I honestly think the band could likely have fragmented at some point in the 80s. If Jimmy had gotten it together - the albums would've IMO sounded like what the Firm produced in their second release, or even Coverdale-Page. Bad Company carried on without Paul Rodgers but got a new singer later on. The Stones struggled later in the 80s and eventually Keith Richards and Mick Jagger had to take a break from each other and pursue their own solo careers...it's highly possible that Plant would've gotten tired of Zep enough to try something else, given his nature.

If Jimmy had still been doing drugs at a high level - he did look pretty bad at Knebworth, an overdose would not have been inconceivable. I'm pretty sure the band's output would've just been an album every few years, since they were comfortable financially.

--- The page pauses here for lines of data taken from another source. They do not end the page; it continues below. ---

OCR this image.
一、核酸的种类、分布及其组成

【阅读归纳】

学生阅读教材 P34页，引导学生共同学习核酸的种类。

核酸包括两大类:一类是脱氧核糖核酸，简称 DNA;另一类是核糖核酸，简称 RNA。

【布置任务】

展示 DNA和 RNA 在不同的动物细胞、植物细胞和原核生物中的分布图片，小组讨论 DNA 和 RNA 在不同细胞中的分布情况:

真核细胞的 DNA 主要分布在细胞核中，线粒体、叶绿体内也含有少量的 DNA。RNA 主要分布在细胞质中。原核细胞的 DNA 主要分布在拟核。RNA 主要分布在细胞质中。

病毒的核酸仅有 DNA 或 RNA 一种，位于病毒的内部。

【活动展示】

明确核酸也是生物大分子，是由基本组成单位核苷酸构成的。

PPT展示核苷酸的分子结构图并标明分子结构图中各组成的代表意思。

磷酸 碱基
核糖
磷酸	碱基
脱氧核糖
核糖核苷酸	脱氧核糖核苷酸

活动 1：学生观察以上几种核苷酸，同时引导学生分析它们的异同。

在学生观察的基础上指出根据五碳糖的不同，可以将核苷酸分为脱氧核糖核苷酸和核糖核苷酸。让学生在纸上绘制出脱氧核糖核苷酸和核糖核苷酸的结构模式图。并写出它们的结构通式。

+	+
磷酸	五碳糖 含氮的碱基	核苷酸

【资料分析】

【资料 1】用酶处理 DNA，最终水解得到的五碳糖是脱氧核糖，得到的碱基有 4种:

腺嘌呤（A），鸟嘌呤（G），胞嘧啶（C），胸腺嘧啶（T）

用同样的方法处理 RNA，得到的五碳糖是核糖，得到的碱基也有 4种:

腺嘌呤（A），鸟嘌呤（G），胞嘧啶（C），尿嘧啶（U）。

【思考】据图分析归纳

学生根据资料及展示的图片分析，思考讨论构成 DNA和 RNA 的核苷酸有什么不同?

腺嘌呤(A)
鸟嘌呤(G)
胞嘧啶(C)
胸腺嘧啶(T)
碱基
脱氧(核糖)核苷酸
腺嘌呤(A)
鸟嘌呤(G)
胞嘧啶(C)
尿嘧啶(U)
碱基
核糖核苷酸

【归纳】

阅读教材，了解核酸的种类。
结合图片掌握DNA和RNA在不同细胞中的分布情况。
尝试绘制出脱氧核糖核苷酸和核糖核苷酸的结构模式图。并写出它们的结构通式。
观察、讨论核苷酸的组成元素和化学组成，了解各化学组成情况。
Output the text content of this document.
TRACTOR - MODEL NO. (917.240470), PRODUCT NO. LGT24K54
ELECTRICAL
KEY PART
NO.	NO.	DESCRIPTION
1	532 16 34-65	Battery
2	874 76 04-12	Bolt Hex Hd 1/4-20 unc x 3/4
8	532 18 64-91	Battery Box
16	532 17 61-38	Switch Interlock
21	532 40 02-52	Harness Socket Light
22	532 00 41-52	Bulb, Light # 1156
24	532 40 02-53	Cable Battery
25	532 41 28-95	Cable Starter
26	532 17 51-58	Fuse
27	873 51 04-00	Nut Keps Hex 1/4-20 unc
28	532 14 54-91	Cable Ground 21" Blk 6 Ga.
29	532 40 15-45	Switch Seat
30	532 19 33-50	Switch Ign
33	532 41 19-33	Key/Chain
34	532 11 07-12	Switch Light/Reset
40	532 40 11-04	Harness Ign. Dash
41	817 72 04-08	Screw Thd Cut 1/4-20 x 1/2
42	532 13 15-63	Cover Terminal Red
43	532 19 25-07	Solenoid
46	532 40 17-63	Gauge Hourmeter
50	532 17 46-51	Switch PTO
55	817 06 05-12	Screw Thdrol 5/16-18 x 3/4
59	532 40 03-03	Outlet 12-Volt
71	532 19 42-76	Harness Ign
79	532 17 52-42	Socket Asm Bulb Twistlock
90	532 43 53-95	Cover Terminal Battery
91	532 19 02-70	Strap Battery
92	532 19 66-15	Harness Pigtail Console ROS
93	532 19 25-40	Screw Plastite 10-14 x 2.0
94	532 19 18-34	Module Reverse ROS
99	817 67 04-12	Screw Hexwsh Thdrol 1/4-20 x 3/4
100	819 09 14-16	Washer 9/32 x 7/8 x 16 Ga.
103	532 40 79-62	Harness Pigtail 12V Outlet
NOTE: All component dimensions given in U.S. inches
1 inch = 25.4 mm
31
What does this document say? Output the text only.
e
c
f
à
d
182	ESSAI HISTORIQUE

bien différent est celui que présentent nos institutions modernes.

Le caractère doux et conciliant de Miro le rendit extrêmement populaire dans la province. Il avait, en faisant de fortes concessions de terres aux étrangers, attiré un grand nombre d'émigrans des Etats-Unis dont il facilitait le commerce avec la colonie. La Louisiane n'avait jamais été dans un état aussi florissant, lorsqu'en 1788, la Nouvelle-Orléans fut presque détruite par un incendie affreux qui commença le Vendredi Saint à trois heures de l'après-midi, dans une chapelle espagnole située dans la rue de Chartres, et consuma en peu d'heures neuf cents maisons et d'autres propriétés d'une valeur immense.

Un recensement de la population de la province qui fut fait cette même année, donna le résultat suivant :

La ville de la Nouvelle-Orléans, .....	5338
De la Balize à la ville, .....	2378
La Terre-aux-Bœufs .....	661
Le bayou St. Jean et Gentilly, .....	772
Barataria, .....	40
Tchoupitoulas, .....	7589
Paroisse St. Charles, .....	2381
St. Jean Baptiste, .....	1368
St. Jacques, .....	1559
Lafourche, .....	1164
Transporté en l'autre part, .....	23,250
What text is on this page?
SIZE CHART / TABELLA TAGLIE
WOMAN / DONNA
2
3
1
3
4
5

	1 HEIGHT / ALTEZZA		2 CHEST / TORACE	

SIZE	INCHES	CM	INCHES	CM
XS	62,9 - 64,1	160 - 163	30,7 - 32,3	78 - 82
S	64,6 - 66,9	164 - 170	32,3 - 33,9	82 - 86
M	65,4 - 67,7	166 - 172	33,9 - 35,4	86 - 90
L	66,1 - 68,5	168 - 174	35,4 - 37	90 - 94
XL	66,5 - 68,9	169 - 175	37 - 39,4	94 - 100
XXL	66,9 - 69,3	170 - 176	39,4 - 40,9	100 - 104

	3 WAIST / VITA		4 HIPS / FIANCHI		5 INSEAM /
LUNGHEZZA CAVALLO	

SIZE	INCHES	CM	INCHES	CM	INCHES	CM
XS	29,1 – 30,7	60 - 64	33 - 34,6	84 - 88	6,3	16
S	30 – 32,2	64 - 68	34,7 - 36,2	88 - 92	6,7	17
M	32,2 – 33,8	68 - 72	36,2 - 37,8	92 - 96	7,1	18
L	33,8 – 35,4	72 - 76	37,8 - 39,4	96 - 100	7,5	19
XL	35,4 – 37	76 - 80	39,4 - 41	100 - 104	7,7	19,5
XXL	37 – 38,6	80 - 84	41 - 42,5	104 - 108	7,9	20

To their credit, In Through the Out Door wasn't so much of a statement as an anti-statement. So was Presence - the band just wasn't doing anything to please anyone at that point. At the same time, stagnation could've been a real issue.

No-one wants to admit it but the band HAD changed...and the death of John Bonham probably woke everyone up as well.

I don't know about Presence. That had some intense stuff on it. I think it may have had some of Page's best guitar work with Achilles and Tea For One and Bonzo and Robert were amazing too. The album did basically leave out Jonesy.